Re: OT: Latin subject-verb agreement
From: | Mark J. Reed <markjreed@...> |
Date: | Thursday, December 13, 2007, 14:55 |
On Dec 13, 2007 9:17 AM, caeruleancentaur <caeruleancentaur@...>
wrote:
> I'm trying very hard not to sound rude, but IMO you don't know any of
> the details.
Ouch. Sorry, Father, but I gotta say you kinda blew the "not sounding rude"
bit there.
> Am I correct in believing that English is not your L1?
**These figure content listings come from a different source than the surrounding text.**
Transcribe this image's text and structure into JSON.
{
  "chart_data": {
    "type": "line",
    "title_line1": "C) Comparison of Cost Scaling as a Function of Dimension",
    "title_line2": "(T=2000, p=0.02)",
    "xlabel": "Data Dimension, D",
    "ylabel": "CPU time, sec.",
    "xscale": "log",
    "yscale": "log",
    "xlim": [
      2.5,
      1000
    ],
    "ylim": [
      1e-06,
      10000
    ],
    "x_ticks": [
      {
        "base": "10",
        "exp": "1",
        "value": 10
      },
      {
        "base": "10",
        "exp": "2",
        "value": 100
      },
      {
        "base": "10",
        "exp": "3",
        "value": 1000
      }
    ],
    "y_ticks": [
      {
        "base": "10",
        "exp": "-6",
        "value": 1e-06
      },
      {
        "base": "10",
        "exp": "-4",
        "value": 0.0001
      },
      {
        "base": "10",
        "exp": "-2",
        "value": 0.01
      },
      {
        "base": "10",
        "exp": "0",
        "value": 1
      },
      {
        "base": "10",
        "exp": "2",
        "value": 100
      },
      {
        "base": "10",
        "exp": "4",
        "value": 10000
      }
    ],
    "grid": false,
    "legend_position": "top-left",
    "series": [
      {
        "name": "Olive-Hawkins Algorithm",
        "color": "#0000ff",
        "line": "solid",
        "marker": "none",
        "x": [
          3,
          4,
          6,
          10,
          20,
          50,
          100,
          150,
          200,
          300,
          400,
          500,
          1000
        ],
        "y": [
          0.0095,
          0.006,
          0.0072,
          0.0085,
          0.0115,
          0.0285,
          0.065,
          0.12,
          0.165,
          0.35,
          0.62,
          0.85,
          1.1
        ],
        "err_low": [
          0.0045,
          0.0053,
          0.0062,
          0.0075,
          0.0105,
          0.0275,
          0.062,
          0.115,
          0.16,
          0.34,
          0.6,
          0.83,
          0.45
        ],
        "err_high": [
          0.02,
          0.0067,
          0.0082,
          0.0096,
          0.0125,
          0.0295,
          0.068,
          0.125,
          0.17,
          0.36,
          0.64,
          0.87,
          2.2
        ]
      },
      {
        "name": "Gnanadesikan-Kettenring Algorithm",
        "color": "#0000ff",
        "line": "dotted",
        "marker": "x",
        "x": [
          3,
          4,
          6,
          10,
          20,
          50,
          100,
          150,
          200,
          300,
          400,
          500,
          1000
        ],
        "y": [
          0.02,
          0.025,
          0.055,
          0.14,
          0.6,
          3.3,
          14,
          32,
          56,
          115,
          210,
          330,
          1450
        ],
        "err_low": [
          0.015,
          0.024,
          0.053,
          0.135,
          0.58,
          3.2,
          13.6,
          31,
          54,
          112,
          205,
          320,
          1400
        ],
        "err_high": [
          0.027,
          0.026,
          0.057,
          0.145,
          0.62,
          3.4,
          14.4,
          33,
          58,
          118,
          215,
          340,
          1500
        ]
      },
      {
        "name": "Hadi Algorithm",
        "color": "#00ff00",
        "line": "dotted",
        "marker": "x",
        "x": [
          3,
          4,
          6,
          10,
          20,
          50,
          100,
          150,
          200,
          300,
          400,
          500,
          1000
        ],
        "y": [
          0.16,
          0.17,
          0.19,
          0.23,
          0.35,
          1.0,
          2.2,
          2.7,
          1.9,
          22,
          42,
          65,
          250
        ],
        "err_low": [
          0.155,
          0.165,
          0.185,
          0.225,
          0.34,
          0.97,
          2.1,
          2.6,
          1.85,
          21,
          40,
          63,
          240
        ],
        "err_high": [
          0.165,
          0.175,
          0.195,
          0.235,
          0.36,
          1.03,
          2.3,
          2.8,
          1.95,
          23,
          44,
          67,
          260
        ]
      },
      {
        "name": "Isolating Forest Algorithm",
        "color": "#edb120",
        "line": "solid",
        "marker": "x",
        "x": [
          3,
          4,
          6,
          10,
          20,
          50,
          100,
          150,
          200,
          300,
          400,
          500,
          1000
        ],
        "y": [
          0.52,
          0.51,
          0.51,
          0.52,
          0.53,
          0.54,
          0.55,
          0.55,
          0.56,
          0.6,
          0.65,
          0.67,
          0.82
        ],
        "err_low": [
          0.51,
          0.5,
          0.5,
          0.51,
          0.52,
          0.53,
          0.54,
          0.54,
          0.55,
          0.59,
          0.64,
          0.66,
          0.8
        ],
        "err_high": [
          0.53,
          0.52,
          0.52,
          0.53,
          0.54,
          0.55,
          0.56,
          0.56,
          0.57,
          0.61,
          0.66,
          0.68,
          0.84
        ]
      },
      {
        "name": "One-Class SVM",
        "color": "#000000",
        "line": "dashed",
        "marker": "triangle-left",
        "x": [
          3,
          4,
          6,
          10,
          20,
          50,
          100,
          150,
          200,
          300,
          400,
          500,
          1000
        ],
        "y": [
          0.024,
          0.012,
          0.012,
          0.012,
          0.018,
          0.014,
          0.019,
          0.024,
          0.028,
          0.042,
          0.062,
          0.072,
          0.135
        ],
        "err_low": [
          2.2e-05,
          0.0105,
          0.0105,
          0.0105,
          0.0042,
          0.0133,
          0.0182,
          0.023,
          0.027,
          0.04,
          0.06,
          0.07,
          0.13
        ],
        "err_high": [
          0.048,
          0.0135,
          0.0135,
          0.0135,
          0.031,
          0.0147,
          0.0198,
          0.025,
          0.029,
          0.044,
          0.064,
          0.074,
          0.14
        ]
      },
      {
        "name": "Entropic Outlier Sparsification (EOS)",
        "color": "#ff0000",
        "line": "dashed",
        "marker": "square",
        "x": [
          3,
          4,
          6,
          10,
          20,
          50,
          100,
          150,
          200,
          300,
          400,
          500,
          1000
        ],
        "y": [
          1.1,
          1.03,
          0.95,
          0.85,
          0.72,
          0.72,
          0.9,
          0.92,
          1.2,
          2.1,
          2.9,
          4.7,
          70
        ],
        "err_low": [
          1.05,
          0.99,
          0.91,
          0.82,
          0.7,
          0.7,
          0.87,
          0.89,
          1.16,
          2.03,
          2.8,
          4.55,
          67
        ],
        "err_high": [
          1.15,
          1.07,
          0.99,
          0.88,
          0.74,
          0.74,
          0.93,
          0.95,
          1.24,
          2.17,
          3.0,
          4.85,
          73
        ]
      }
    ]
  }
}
I'm pretty sure Tristan is a native Anglophone; he is at least one of very
long standing (Aussie chapter).
You can still hear some of us say (depending on the milieu), "It is I." And
> serious works still use it, as in the English translation of the
> Biblical story of Jesus walking on the water, wherein he says, "It is
> I. Do not be afraid."
I think Tristan was just saying that English is rather less consistent in
its use of case distinctions than other languages. I'm not sure how true
that statement is, either; "c'est moi" is a good example of French doing
likewise. How often do you see that sort of thing in the more seriously
caseful langs (actual question, not rhetorical)? Do Germans say »Es ist
mich«?
> while the Classical writers may have used the Latin cases properly, I
> find it hard to believe that the hoi polloi did not misuse them. I
> should think that this "misuse" of the cases was what led (at least
> in part) to the development of the Romance languages.
That's sort of the question. Case is such an exceptional thing in English,
and so conflated with schoolbook larnin', that we Anglophonic types have no
intuition about how likely it is to be misused in other langs.